When Tony Ozier isn’t busy making profound albums and EPs like his recent AutoTone, he’s busy crafting music with artists around the map—from MonoNeon to Bootsy Collins and his own 10 piece funk band The Doo Doo Funk Allstars, Ozier’s been on the grind ever since falling in love with engineering and beatmaking then graduating from Full Sail University. He’s worked out of the Los Angeles, Atlanta, Detroit, and now, Portland markets with artists countrywide from local talents to pop’s biggest names as a producer, engineer, and touring musician, continually refining his sound. Ozier is also one of the founders of the Portland Black Music Festival, and regularly works with youth at Beats Lyrics Leaders, the Auburn Hip Hop Congress, and similar organizations to provide youth with musical experiences. Taking some time out of his busy production schedule, Ozier was kind to sit down with MAGNETIC and offer up these five tips making your music tip-top.
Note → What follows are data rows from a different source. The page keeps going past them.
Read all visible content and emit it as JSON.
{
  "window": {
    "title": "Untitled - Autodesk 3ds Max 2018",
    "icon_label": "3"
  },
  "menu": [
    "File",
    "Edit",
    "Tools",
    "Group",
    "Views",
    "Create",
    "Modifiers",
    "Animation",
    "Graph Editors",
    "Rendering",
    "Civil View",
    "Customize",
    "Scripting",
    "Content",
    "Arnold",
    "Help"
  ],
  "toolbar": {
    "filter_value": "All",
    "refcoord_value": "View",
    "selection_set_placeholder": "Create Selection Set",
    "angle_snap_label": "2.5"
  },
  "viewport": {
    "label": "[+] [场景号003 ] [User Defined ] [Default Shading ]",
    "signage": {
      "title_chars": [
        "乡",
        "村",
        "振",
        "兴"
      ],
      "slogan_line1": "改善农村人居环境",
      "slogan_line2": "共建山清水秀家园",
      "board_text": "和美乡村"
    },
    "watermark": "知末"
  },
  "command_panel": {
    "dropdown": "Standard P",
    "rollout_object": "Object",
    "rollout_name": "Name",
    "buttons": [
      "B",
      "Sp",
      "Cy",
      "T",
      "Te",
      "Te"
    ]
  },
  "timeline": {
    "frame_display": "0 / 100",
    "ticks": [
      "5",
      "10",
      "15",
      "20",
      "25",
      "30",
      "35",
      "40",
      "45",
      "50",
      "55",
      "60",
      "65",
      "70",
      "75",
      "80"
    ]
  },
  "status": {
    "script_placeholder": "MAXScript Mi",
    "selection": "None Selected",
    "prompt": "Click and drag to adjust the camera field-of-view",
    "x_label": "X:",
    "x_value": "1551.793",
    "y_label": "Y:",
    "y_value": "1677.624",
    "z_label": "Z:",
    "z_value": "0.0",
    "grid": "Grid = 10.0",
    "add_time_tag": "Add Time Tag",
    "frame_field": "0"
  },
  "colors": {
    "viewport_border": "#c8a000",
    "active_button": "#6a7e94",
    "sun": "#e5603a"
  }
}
Tony Ozier. Photo credit: Adrian Adel
Stay up on current music.
Sound is changing all the time, so even if you’re not making a particular style of music, listen to songs for sound and structure. You will find this useful when you are creating and formatting your compositions so that they flow.
Prepare your ears before mixing.
A lot of us are mixing our own records now. When you do, always prepare your ears before you start. Mixing is different from making beats and you have to treat it accordingly. When making beats, you want it loud so you can feel it. When mixing, I suggest to do it at a low volume. But first, prepare your ears. Play a record or song in the style of the track you’re mixing. Listen to how everything sits in the mix. Then, listen to your favorite record, any style, but one you know really well. Now, start your mix. Go back and forth between the songs you select and the track you’re mixing, and I guarantee you will see results!
Make some producer friends.
The right way to do it is the way that gets it done! We all get it done differently, so learn from those around you. Share sounds, new tech developments, and different ways to use plugins.
Always make sure your drums are bangin’.
Put some sort of compression/limiter on your drum group. If you haven’t done it, try it. Let me know how it works.
Be a lifelong learner!
I stated earlier that sound is always changing—that’s due to technology changing. There are so many new ways to make music, so many new ways to make sound. It’s endless. Music is constantly changing, so should you.